Mayor defends poor conditions at Floyd Bennett Field shelter

Mayor Eric Adams and other officials addressed issues with the Floyd Bennett Field shelter on Tuesday after migrants refused to check into the shelter over the weekend. Eagle Photo by Ryan Schwach 

By Ryan Schwach

Mayor Eric Adams seemingly had one message for migrants who decided to leave a newly-opened shelter on the border of Queens shortly after arriving over the weekend – I warned you. 

At the administration's scheduled off-topic press briefing Tuesday, Adams and other officials said that the migrant families who arrived at the newly-opened shelter at Floyd Bennett Field in Brooklyn over the weekend and demanded to be taken elsewhere should know that there aren’t many other options available to them. 
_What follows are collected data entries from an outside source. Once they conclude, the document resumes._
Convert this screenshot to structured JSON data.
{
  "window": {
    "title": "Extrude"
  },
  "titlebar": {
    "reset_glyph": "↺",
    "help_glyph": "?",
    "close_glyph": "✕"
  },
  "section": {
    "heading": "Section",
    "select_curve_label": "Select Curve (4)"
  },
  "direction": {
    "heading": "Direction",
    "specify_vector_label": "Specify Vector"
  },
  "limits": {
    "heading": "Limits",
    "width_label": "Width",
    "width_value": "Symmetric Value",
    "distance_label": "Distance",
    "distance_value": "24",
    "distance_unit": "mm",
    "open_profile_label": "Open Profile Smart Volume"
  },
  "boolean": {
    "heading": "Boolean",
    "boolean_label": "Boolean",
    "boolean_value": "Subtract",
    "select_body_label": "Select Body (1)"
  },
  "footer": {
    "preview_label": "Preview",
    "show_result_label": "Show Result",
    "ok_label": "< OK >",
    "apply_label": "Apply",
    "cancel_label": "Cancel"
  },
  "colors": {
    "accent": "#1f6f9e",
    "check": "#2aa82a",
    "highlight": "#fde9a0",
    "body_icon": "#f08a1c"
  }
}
The mayor said that warning asylum seekers about the poor conditions for migrants in New York City was one of the main purposes of his recent trip to South America. 

“I was trying to share that we were pushing back on those who were constantly telling the asylum seekers down in South America that if you come to New York, you are automatically given a job, you are automatically going to be in a five star hotel,” he said. “I wanted to go on those local networks and say here the realities that are playing out in the city.” 

Adams’ remarks come after the Floyd Bennett Field shelter designed to house migrant families in semi-congregate settings opened its doors on Sunday. Shortly after some of its first new residents arrived, a handful of migrant families who saw the conditions of the shelter as well as its isolation, chose not to stay there and instead got back on the city buses that brought them to Brooklyn. 

"I'm grateful for what they've given me, but I can't stay here," one migrant mother told ABC news, adding that her kids go to school in Manhattan and the Bronx.

Specifically referring to Floyd Bennett Field, Adams said that he wants migrants to “manage their expectations.” 

“Some people were disappointed in that, some people wanted to find their own way instead of being at Floyd Bennett Field,” he said

City Hall told the Eagle on Tuesday that there are 50 individuals currently at Floyd Bennett Field, with more slated to arrive in the coming days.  

Other administration officials didn’t seem to disagree with the migrants’ assertions that Floyd Bennett Field’s conditions and isolation were less than ideal – an argument also being made by lawmakers currently suing the city over the shelter’s creation. 

“It looks stark – you'll get a feeling like, ‘This is where we really are,’ and, ‘Is this the best that we can do as a nation?’” Deputy Mayor Anne Williams-Isom said. “We think that we can do better as a nation but this is a national issue, and the federal government needs to step in to really help and to finish the job of what they've done.”  

Adams’ Chief of Staff, Camille Joseph Varlack claimed that the administration was “out of good options,” and specified that the intention is for Floyd Bennett Field to be for new arrivals, in order to avoid the issues that arose for the migrant mother and her family who were moved to a location far from her child’s new school. 

Mayor Eric Adams told reporters on Tuesday that migrants should "manage their expectations" about what services will be provided to them after arriving in New York City. Ed Reed/Mayoral Photography Office

“A part of the reason that we wanted it to be for new arrivals is so that we avoid the issue where you have students that are already enrolled in a school at one location,” Varlack said. “As with any new site where we open it, sometimes there are bumps and fits in the road, and so there was a family that showed up on Sunday, where they had been staying in a hotel and the child was already enrolled in school in the Bronx. The family decided that they did not want to stay there and they checked themselves out of the facility.” 

Varlack added that the administration is working with the Department of Education to provide shuttle buses for those staying at the shelter. 

However, the migrants refusing to be housed at Floyd Bennett Field plays right into the arguments of local officials who have been openly challenging the shelter in court. 

Brooklyn Assemblymember Jaime Williams and Queens Councilmember Joann Ariola have both been leading a lawsuit against the city over the shelter, and migrants refusing to stay there fits within their arguments about the shelter's validity – or lack thereof – as a shelter. 

“These are some of the many reasons we have been noting that Floyd Bennett Field is an ill conceived location for a migrant base camp,” Ariola said in a tweet.  

The electeds’ lawsuit, which has bounced from Richmond County court to federal court then back to Richmond again, remains ongoing. 

The case is awaiting a new trial date in the courtroom of Kings County Supreme Court Judge Peter Sweeney. 

A Brooklyn venue for the case was the goal for the city’s lawyers, and in a comment on Thursday, Ariola and Williams said they agreed to the new venue to “avoid continued delaying tactics by the city and the state.” 

“We are going to ask the court to accelerate its scheduled hearing date so that the matter can be heard expeditiously,” the electeds said. “The questions should be when, not if, the Mayor and the Governor will lose this case.”